While Bumbershoot’s musical lineup has yet to be announced (stay tuned), the 50th-anniversary roster is already intriguing, from roller skating to remote-controlled sculptures; a new edition of the popular visual arts show “Out of Sight”; augmented reality installations; modern dance and a cat circus. Tickets — much cheaper now, with $50 and $85 options — go on sale tomorrow (Feb. 24 at 10 a.m.).

> The Seattle International Film Festival is getting ready for its close-up too. With former KEXP director Tom Mara now helming the organization, this year’s SIFF (May 11 - 21) marks the 49th event. Movies will screen in person (with select films streaming on the SIFF Channel May 22 - 28) at venues including the usual SIFF suspects (the Egyptian, the Uptown, SIFF Film Center), plus The Paramount Theatre, AMC Pacific Place, Ark Lodge Cinemas and elsewhere.

Which movies, you ask?

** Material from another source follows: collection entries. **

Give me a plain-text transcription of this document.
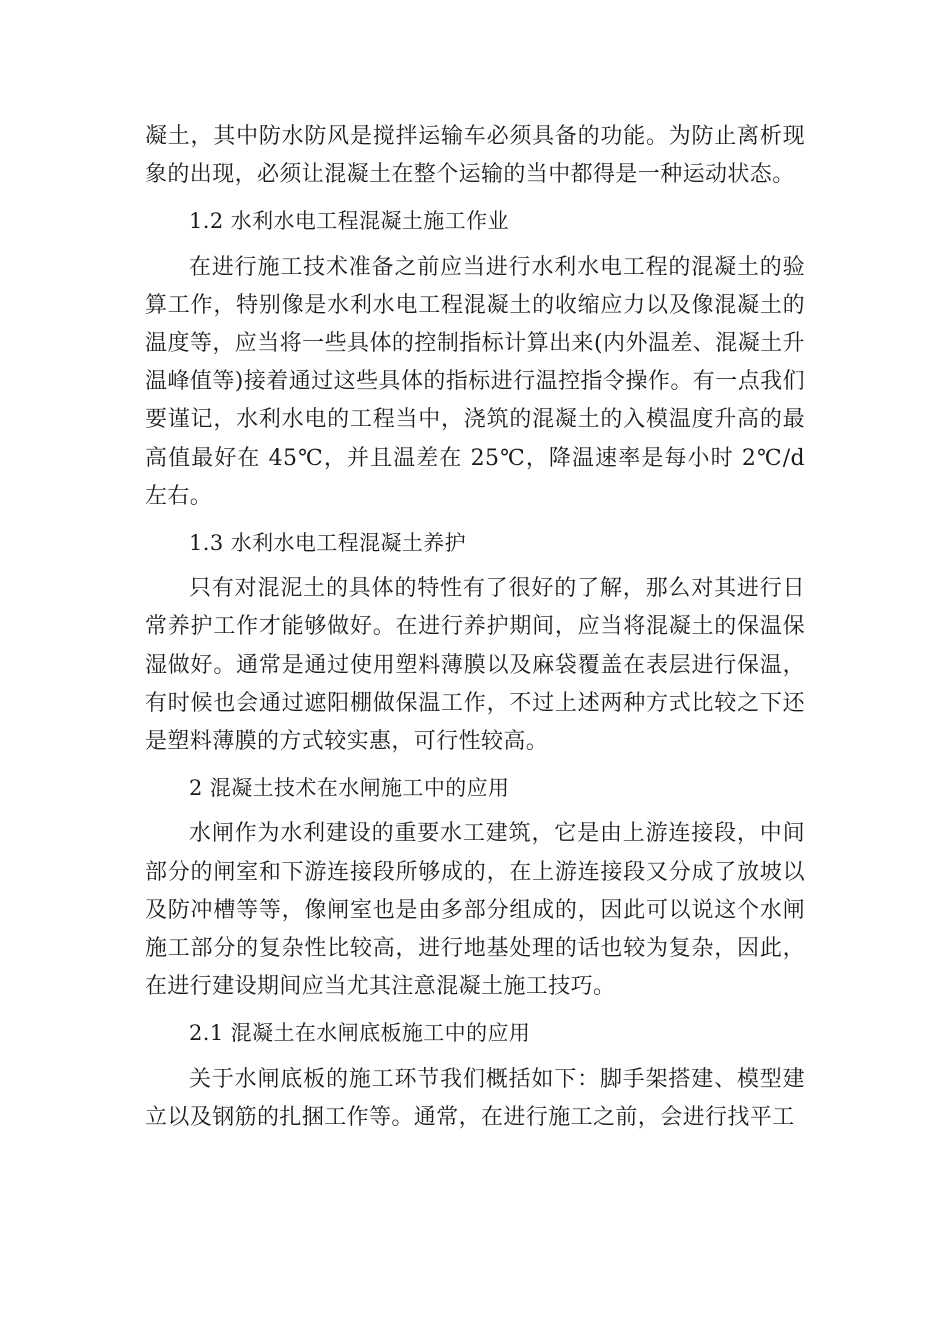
凝土，其中防水防风是搅拌运输车必须具备的功能。为防止离析现象的出现，必须让混凝土在整个运输的当中都得是一种运动状态。

1.2 水利水电工程混凝土施工作业

在进行施工技术准备之前应当进行水利水电工程的混凝土的验算工作，特别像是水利水电工程混凝土的收缩应力以及像混凝土的温度等，应当将一些具体的控制指标计算出来(内外温差、混凝土升温峰值等)接着通过这些具体的指标进行温控指令操作。有一点我们要谨记，水利水电的工程当中，浇筑的混凝土的入模温度升高的最高值最好在 45℃，并且温差在 25℃，降温速率是每小时 2℃/d 左右。

1.3 水利水电工程混凝土养护

只有对混泥土的具体的特性有了很好的了解，那么对其进行日常养护工作才能够做好。在进行养护期间，应当将混凝土的保温保湿做好。通常是通过使用塑料薄膜以及麻袋覆盖在表层进行保温，有时候也会通过遮阳棚做保温工作，不过上述两种方式比较之下还是塑料薄膜的方式较实惠，可行性较高。

2 混凝土技术在水闸施工中的应用

水闸作为水利建设的重要水工建筑，它是由上游连接段，中间部分的闸室和下游连接段所够成的，在上游连接段又分成了放坡以及防冲槽等等，像闸室也是由多部分组成的，因此可以说这个水闸施工部分的复杂性比较高，进行地基处理的话也较为复杂，因此，在进行建设期间应当尤其注意混凝土施工技巧。

2.1 混凝土在水闸底板施工中的应用

关于水闸底板的施工环节我们概括如下：脚手架搭建、模型建立以及钢筋的扎捆工作等。通常，在进行施工之前，会进行找平工
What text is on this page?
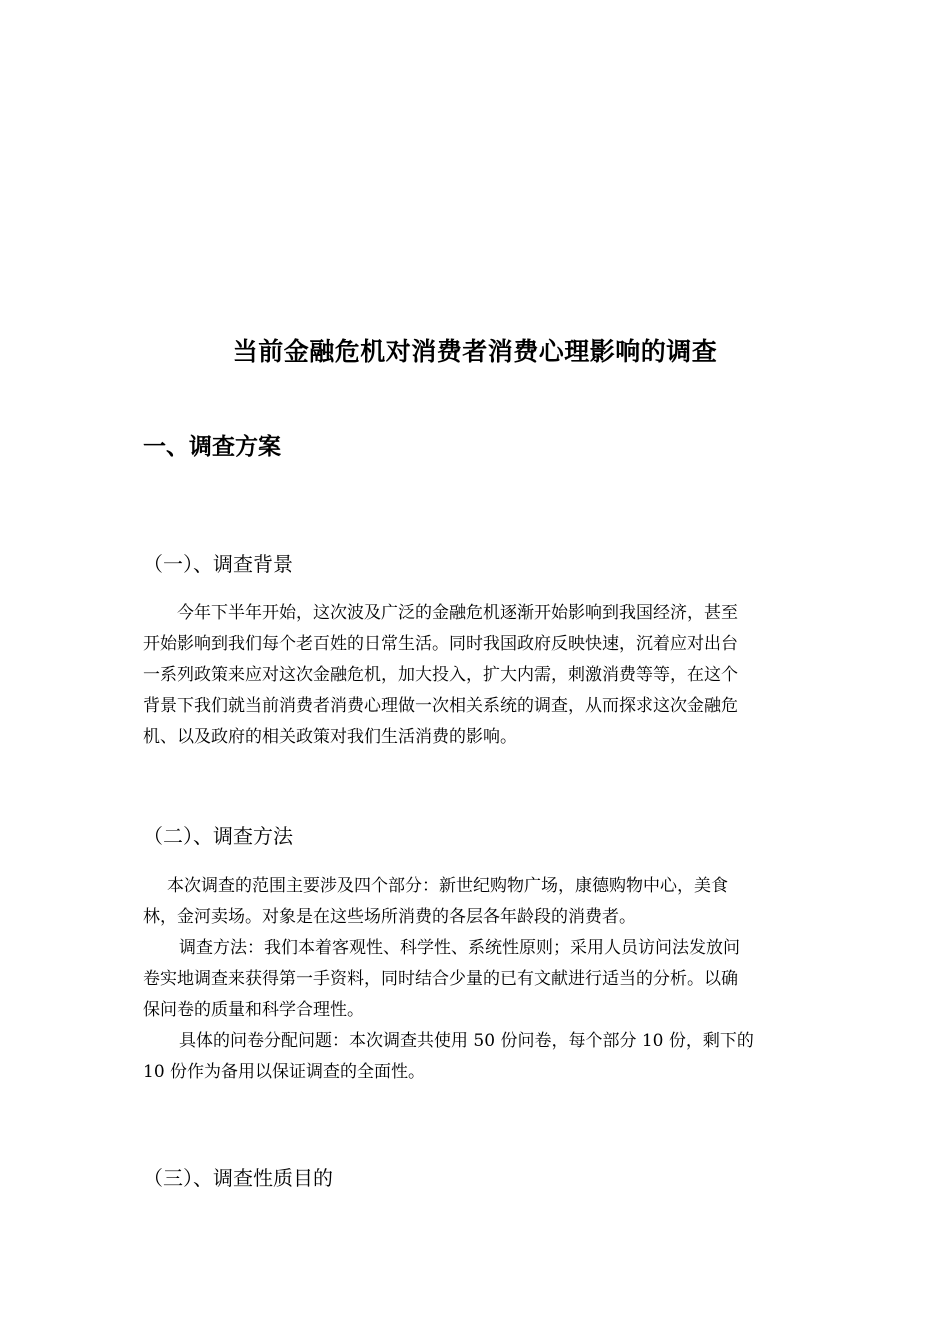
当前金融危机对消费者消费心理影响的调查
一、调查方案
（一）、调查背景
今年下半年开始，这次波及广泛的金融危机逐渐开始影响到我国经济，甚至
开始影响到我们每个老百姓的日常生活。同时我国政府反映快速，沉着应对出台
一系列政策来应对这次金融危机，加大投入，扩大内需，刺激消费等等，在这个
背景下我们就当前消费者消费心理做一次相关系统的调查，从而探求这次金融危
机、以及政府的相关政策对我们生活消费的影响。
（二）、调查方法
本次调查的范围主要涉及四个部分：新世纪购物广场，康德购物中心，美食
林，金河卖场。对象是在这些场所消费的各层各年龄段的消费者。
调查方法：我们本着客观性、科学性、系统性原则；采用人员访问法发放问
卷实地调查来获得第一手资料，同时结合少量的已有文献进行适当的分析。以确
保问卷的质量和科学合理性。
具体的问卷分配问题：本次调查共使用 50 份问卷，每个部分 10 份，剩下的
10 份作为备用以保证调查的全面性。
（三）、调查性质目的
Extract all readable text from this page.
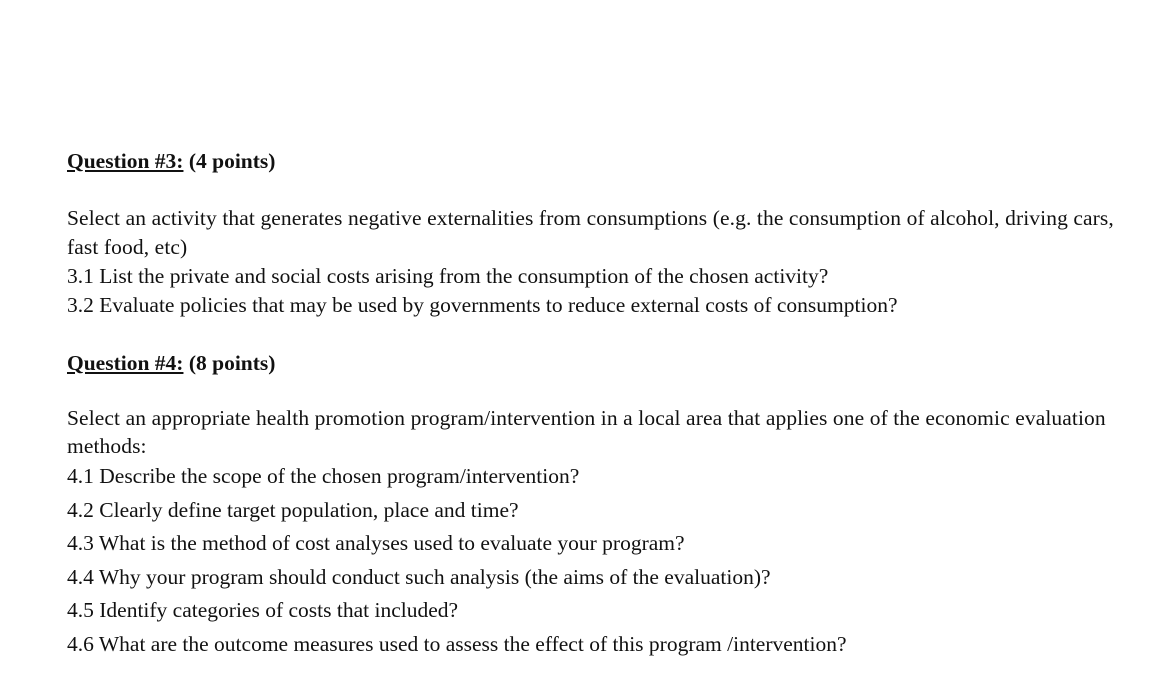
Question #3: (4 points)

Select an activity that generates negative externalities from consumptions (e.g. the consumption of alcohol, driving cars, fast food, etc)

3.1 List the private and social costs arising from the consumption of the chosen activity?

3.2 Evaluate policies that may be used by governments to reduce external costs of consumption?

Question #4: (8 points)

Select an appropriate health promotion program/intervention in a local area that applies one of the economic evaluation methods:

4.1 Describe the scope of the chosen program/intervention?

4.2 Clearly define target population, place and time?

4.3 What is the method of cost analyses used to evaluate your program?

4.4 Why your program should conduct such analysis (the aims of the evaluation)?

4.5 Identify categories of costs that included?

4.6 What are the outcome measures used to assess the effect of this program /intervention?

The SIFF lineup is still under wraps (again, I’ll keep you posted), but die-hard cineastes can purchase those coveted passes right now. 

 > And some film news from inside the house: Crosscut and KCTS 9 have produced a new five-part docuseries called Refuge After War, which kicks off with a special screening at SIFF Uptown Theater on Feb. 28 at 7 p.m.

Created by Seattle filmmaker Thanh Tan, Refuge After War is a personal examination of the power, trauma and challenges of Vietnamese and Afghan refugees forced to flee and resettle in Washington after the falls of Saigon in 1975 and Kabul in 2021. After the screening, stay for a discussion with Tan and Crosscut’s director of videography, Sarah Menzies.